Kabinett billigt Gesetz für Euro-Rettungsschirm ESM
Berlin (dpa) - Die Bundesregierung stellt die Weichen für weitere Milliardenhilfen an angeschlagene Euro-Länder. Das Kabinett billigte in Berlin den Gesetzentwurf für den dauerhaften Euro-Rettungsschirm ESM sowie die Finanzierung des neuen Hilfsfonds.
Der ESM soll im Juli starten und den Hilfsfonds EFSF ablösen. Erforderlich ist bis Mitte Juni noch die Zustimmung von Bundestag und Bundesrat. Der Europäische Stabilitätsmechanismus (ESM) soll nach bisherigen Plänen Notkredite von maximal 500 Milliarden Euro vergeben können. Bis Ende März wollen die Euro-Länder aber über eine mögliche Aufstockung entscheiden. Offiziell lehnt die Bundesregierung dies bisher ab. Der internationale Druck auf Berlin wächst aber.
Die SPD kritisierte, dass die entscheidende Frage einer Aufstockung der Hilfen offen sei. Es sei davon auszugehen, dass Kanzlerin Angela Merkel (CDU) einem größeren Volumen zustimmen werde. Im Gespräch ist, den EFSF-Fonds parallel weiter laufen zu lassen und so das Hilfsvolumen auf bis zu 750 Milliarden Euro zu erhöhen.
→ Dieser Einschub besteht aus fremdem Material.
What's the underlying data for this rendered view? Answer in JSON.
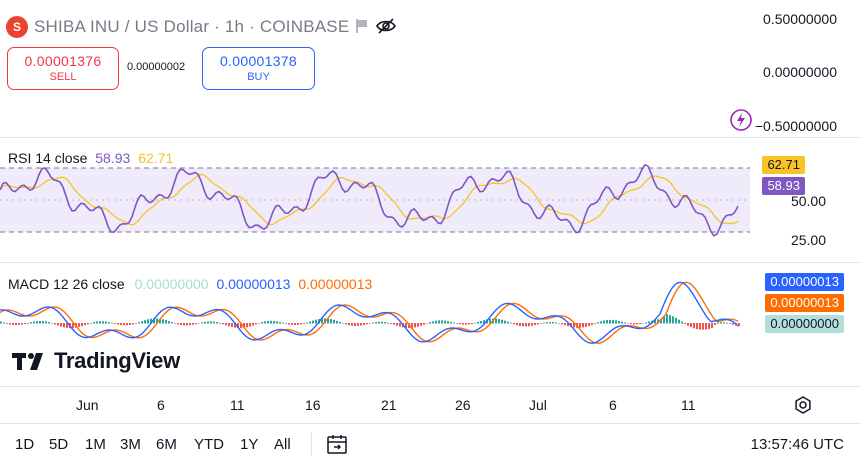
{
  "header": {
    "coin_glyph": "S",
    "title": "SHIBA INU / US Dollar · 1h · COINBASE",
    "sell_price": "0.00001376",
    "sell_label": "SELL",
    "spread": "0.00000002",
    "buy_price": "0.00001378",
    "buy_label": "BUY"
  },
  "main_axis": {
    "labels": [
      "0.50000000",
      "0.00000000",
      "−0.50000000"
    ]
  },
  "rsi": {
    "name": "RSI 14 close",
    "value": "58.93",
    "ma_value": "62.71",
    "axis_labels": [
      "50.00",
      "25.00"
    ],
    "tag_ma": "62.71",
    "tag_value": "58.93",
    "color": "#7e57c2",
    "ma_color": "#f7c325",
    "band_color": "#f0ebfb"
  },
  "macd": {
    "name": "MACD 12 26 close",
    "histogram": "0.00000000",
    "macd": "0.00000013",
    "signal": "0.00000013",
    "tag_macd": "0.00000013",
    "tag_signal": "0.00000013",
    "tag_hist": "0.00000000",
    "colors": {
      "histogram": "#a8dcd6",
      "macd": "#2962ff",
      "signal": "#ff6d00",
      "hist_up": "#26a69a",
      "hist_down": "#ef5350"
    }
  },
  "watermark": "TradingView",
  "x_axis": [
    "Jun",
    "6",
    "11",
    "16",
    "21",
    "26",
    "Jul",
    "6",
    "11"
  ],
  "timeframes": [
    "1D",
    "5D",
    "1M",
    "3M",
    "6M",
    "YTD",
    "1Y",
    "All"
  ],
  "clock": "13:57:46 UTC",
  "icons": {
    "lightning": "lightning-icon",
    "settings": "settings-icon",
    "calendar": "calendar-range-icon",
    "eye": "eye-off-icon",
    "flag": "flag-icon"
  }
}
Deutschland finanziert den ESM mit Bareinlagen von 21,7 Milliarden Euro. Schon dieses Jahr sollen davon 8,78 Milliarden Euro bereitgestellt werden. Dafür muss Finanzminister Wolfgang Schäuble (CDU) zusätzliche Schulden machen. Der Nachtragsetat dazu soll bereits in der kommenden Woche beschlossen werden - zusammen mit den Eckwerten für den Bundeshaushalt 2013. Zudem übernimmt Deutschland Garantien von 168,3 Milliarden Euro. Das maximale Risiko für die Steuerzahler beträgt also rund 190 Milliarden Euro.
Der Gesetzentwurf enthält laut der Kabinettsvorlage bewusst noch keine Formulierung zu den parlamentarischen Beteiligungsrechten. Es sei dem Bundestag überlassen, in einem parallel einzubringenden Gesetzentwurf die Beteiligungsrechte selbst zu formulieren. Dabei könne das Urteil des Bundesverfassungsgerichts zum Sondergremium des Bundestages zur Kontrolle des EFSF berücksichtigt werden.
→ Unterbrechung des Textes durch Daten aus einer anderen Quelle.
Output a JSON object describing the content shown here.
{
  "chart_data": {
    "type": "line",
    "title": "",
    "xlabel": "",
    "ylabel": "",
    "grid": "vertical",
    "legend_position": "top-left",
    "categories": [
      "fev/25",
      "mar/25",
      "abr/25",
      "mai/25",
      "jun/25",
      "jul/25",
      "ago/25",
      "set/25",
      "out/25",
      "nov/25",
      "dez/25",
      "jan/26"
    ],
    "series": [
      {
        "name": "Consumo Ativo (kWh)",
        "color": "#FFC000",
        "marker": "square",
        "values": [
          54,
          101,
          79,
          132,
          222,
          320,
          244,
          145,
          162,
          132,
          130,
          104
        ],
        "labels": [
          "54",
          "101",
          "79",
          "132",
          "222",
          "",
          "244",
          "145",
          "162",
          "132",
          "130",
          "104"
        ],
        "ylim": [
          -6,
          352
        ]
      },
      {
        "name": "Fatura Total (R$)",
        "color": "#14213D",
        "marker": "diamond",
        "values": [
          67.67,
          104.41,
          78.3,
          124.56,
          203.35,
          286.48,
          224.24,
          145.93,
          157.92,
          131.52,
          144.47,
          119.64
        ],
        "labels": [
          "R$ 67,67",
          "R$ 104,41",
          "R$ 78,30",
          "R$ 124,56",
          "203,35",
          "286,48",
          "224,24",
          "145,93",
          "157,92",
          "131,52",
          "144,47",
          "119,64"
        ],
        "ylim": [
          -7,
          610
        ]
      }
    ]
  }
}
Das geheim tagende, neunköpfige Gremium für eilbedürftige Euro-Entscheidungen verstößt aus Sicht der Karlsruher Richter gegen Beteiligungsrechte der Abgeordneten. Nur in Ausnahmefällen mit besonderer Vertraulichkeit wie dem Ankauf bestimmter Staatsanleihe sei eine Entscheidung durch das Gremium gerechtfertigt.
Für die Umsetzung des ESM-Vertrages in deutsches Recht reicht der Koalition in Bundestag und Bundesrat eine einfache Mehrheit. Das ESM-Finanzierungsgesetz wiederum ist nach Angaben der Koalition ein Einspruchsgesetz. Eine Zustimmung der Länderkammer ist nicht erforderlich, der Bundesrat kann das Gesetz allenfalls verzögern. Im Bundesrat hat Schwarz-Gelb keine Mehrheit.
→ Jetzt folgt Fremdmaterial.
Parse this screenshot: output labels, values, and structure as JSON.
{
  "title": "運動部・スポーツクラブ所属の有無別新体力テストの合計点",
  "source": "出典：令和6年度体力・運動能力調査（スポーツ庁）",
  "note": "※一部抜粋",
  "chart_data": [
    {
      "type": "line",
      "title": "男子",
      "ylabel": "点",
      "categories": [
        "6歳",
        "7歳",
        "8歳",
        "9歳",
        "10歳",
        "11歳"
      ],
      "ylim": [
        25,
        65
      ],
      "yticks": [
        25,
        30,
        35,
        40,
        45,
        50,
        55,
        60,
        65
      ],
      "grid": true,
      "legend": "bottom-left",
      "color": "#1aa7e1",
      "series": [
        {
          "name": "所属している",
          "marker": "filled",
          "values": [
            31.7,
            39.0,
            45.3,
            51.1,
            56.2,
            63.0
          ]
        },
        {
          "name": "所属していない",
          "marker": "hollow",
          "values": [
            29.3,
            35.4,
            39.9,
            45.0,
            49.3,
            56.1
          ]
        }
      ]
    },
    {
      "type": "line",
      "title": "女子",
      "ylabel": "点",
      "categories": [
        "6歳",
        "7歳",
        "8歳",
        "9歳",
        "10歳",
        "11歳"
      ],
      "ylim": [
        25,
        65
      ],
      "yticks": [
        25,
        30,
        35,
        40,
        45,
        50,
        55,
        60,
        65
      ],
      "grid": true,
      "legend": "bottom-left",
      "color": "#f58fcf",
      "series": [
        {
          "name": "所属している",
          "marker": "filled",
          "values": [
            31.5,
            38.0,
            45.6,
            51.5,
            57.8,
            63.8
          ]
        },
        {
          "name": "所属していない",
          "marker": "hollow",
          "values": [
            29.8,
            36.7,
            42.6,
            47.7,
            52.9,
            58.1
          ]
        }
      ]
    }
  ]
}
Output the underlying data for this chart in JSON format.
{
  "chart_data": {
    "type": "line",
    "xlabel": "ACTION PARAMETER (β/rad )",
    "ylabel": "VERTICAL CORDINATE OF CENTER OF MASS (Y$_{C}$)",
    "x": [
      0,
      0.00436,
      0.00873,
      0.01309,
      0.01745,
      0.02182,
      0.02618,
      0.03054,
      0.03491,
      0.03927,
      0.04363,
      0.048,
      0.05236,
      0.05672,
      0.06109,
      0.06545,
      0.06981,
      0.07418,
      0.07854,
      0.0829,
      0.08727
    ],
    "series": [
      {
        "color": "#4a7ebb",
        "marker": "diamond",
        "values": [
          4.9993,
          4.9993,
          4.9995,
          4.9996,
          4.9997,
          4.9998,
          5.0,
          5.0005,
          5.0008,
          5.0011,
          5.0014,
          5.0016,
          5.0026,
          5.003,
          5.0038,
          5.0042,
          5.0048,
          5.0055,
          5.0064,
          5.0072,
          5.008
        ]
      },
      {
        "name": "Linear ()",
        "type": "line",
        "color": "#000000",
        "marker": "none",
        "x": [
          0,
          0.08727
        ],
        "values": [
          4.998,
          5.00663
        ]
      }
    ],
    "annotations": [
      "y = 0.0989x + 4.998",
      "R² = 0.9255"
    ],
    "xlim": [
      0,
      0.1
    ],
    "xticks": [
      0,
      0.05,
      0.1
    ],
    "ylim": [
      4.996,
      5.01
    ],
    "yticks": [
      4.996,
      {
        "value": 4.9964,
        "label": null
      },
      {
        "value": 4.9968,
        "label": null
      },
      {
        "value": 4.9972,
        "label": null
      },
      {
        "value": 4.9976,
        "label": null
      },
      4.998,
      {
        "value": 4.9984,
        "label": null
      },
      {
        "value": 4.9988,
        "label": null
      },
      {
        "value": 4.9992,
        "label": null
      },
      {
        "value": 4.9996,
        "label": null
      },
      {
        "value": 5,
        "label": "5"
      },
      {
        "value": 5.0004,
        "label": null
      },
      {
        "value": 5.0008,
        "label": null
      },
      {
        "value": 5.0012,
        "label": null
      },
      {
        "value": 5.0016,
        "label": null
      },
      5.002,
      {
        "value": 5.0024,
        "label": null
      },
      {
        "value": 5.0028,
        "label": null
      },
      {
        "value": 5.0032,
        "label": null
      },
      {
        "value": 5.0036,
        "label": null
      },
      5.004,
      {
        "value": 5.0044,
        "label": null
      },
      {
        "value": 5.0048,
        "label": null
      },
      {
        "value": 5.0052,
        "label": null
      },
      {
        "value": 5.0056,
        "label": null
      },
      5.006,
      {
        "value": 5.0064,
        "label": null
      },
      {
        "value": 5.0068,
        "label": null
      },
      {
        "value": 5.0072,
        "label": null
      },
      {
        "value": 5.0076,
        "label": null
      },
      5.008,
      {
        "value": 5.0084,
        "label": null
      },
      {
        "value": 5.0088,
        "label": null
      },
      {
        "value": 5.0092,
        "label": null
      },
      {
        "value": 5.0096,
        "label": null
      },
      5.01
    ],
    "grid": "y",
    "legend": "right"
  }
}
Für den Fiskalpakt, den das Kabinett vor einer Woche gebilligt hatte, ist dagegen jeweils eine Zweidrittelmehrheit in Parlament und Bundesrat nötig. Das Kabinett beschloss zugleich einen Gesetzentuwrf, um ab 2013 eine Umschuldungsklausel in Staatsanleihen zu verankern.
Der Parlamentarische Geschäftsführer der SPD-Bundestagsfraktion, Thomas Oppermann, kritisierte, die entscheidende Frage einer ESM-Aufstockung habe das Kabinett vertagt. Er geht von einer Anhebung der Hilfen an: „Das ist ein weiterer Anwendungsfall des Merkelschen Gesetzes: Je vehementer Angela Merkel etwas ausschließt, desto sicherer ist, dass es dann später doch eintritt.“ Er warf der Kanzlerin vor, unehrlich zu sein und den Menschen nicht zu erklären, wie hoch die Kosten für die Rettung wirklich sind.
Die Vorsitzende der Linken, Gesine Lötzsch, kritisierte. „ESM steht für Europäischer Spekulanten-Mechanismus.“ Es sei der größte Rettungsschirm, „der jemals von Regierungen über ein Casino aufgespannt wurde“. Die Regeln dieses Casinos würden nicht geändert.